Guidelines for genetic association case/control studies
Study population
- Phenotype definitions, if possible include table of clinically relevant summary information.
- Recruitment criteria.
- The ancestry of the study population should be described (geographic locations of collection).
- Efforts to ensure matching of characteristics (e.g. age, gender) between case and control groups should be stated.
- Case control number clearly stated. While small sample sizes are unlikely to be adequately powered, a case could be made for
rare conditions.
Study design
- For candidate gene studies, the rationale for gene selection should be stated along with appropriate references.
- If the work is attempting to validate a previously reported association the references should be clearly cited.
- In all cases replication of association in an independent cohort will increase the weight of the submission. However in some
cases this is not possible.
- If haplotype analysis of multiple SNPs is performed, the rationale for doing so should be clearing defined.
Methods
- Detail which SNPs were tested and the selection criteria should be clearly defined. For example, linkage-disequilibrium based
tagging SNPs.
- Genotyping platform should be described.
- Quality control procedures clearly defined and demonstrate rigorous effort to reduce genotyping artifacts.
- Appropriate identifiers should always be used. In the case of SNPs this should be the rs#.
- If imputation has been used the reference panel and procedure should be clearly stated.

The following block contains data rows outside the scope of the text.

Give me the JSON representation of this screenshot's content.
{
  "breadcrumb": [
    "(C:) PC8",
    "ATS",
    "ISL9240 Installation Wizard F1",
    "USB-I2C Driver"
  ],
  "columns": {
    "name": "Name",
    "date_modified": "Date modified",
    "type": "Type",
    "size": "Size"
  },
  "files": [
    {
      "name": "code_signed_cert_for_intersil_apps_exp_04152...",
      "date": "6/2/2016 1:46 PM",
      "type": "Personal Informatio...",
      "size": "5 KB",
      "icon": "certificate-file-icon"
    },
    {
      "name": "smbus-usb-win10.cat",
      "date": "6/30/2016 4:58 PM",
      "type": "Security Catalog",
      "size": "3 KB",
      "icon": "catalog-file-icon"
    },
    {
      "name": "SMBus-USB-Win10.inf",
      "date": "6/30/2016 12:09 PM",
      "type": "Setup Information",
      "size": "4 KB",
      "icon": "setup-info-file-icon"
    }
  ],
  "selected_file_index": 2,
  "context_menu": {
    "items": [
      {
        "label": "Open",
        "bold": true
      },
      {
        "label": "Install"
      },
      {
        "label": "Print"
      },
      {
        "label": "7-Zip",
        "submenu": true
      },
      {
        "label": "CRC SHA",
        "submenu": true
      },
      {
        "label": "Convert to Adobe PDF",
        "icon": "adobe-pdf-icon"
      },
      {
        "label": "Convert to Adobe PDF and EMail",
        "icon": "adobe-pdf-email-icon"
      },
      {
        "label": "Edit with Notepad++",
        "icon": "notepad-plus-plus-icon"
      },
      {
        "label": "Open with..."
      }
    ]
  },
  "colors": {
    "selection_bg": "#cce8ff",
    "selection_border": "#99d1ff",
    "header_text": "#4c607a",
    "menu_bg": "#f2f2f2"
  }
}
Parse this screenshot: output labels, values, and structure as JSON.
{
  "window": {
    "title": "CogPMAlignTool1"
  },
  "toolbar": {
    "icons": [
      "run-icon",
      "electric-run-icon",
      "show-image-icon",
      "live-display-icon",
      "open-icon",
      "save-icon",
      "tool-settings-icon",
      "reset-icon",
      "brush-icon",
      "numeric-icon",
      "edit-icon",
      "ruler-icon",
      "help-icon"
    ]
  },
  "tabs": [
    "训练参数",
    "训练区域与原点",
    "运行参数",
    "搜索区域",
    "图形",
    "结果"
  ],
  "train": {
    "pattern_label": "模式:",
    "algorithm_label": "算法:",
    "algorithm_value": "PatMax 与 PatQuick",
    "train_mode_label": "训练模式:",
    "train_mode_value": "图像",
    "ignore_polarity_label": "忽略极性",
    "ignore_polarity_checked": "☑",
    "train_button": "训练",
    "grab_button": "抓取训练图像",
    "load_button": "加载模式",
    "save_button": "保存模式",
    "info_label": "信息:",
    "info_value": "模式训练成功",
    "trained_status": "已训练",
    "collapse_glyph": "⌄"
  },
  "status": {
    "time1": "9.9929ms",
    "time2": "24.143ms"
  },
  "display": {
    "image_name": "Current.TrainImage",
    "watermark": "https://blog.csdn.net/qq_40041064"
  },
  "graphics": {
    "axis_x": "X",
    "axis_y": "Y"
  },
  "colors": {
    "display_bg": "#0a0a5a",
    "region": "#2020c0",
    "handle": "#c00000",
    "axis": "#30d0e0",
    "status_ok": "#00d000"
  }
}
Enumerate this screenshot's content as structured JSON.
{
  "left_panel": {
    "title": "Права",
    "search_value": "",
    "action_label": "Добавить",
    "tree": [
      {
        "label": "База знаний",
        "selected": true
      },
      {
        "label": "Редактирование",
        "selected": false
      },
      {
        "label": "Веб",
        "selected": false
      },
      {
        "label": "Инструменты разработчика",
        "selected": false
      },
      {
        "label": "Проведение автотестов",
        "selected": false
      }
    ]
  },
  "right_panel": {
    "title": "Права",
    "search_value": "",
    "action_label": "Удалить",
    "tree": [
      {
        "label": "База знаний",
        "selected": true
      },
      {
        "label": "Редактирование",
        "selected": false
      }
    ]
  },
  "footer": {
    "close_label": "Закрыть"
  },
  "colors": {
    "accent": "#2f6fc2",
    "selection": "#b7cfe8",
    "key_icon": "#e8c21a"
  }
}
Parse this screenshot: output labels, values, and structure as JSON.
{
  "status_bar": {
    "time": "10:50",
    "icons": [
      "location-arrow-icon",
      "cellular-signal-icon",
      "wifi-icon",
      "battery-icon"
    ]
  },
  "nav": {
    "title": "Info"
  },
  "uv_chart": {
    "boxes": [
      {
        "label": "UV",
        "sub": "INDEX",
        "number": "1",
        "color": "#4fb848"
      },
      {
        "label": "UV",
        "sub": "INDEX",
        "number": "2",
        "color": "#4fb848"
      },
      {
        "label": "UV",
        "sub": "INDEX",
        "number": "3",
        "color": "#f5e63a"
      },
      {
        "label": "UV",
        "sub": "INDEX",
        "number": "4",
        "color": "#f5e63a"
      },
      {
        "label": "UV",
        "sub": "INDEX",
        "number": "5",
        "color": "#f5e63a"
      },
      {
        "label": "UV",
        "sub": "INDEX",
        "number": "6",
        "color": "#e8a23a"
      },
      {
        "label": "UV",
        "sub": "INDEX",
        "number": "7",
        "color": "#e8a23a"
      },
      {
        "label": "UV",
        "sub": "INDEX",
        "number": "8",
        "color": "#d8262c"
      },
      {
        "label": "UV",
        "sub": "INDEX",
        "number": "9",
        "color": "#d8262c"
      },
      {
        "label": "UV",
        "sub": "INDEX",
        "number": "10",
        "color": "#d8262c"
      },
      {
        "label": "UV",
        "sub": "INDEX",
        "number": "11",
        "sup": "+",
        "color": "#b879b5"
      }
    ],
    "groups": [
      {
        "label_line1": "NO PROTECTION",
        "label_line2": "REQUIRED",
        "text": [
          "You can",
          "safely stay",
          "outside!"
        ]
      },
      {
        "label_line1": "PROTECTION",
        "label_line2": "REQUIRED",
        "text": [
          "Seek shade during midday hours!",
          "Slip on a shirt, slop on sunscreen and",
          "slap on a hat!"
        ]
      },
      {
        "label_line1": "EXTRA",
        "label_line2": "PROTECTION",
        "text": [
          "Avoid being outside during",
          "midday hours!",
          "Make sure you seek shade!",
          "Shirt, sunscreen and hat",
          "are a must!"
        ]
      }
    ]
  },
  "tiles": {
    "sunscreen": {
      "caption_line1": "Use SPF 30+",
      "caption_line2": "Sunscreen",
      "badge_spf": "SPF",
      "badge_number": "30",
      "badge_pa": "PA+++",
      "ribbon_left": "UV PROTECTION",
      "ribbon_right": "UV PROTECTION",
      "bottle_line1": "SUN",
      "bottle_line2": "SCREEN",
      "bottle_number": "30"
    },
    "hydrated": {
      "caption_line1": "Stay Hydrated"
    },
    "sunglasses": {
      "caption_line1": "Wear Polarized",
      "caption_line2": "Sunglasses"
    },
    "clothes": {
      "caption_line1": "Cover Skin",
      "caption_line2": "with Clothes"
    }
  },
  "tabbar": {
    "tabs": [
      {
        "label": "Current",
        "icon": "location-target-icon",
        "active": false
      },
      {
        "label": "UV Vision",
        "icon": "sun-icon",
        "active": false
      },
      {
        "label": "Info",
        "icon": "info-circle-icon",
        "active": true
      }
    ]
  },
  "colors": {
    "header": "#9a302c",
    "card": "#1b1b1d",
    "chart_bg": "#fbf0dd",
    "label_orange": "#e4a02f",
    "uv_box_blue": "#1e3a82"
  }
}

- In a case/control study any differences in the processing of cases or controls should be clearly defined, as should attempts
at reducing bias explained.
- The genetic model (additive, dominant, recessive, multiplicative) being tested should be stated as should the software used
to perform the analysis.
- The rationale for secondary analyses, for example clinical sub-types, should be clearly stated.
Reporting results
- SNP and sample call rates should be reported.
- Results should be clearly tabulated. The table should include rs#, chromosome, base position, allele frequencies (reference
allele should be defined), Hardy-Weinberg equilibrium (cases and controls),odds ratios and p-value. Raw genotype counts would
also facilitate the inclusion of the results into future meta-analyses.
Statistical reporting
- Statistical power of study design
- Define statistical significance for study;
- In particular this should take into account the number of tests being performed.
Interpretation of results
- Results for haplotype analyses should be explicitly interpreted to support inclusion.
- Inclusion of biological data from public resources, such as ENCODE, that provides insight into a biological mechanism would
strengthen any manuscript.
Journal policy
All Society for Endocrinology journals require data from such studies to be deposited in public databases (e.g. MIAME or GEO) or the manuscript will not be published. The journals support the public dissemination of gene expression data.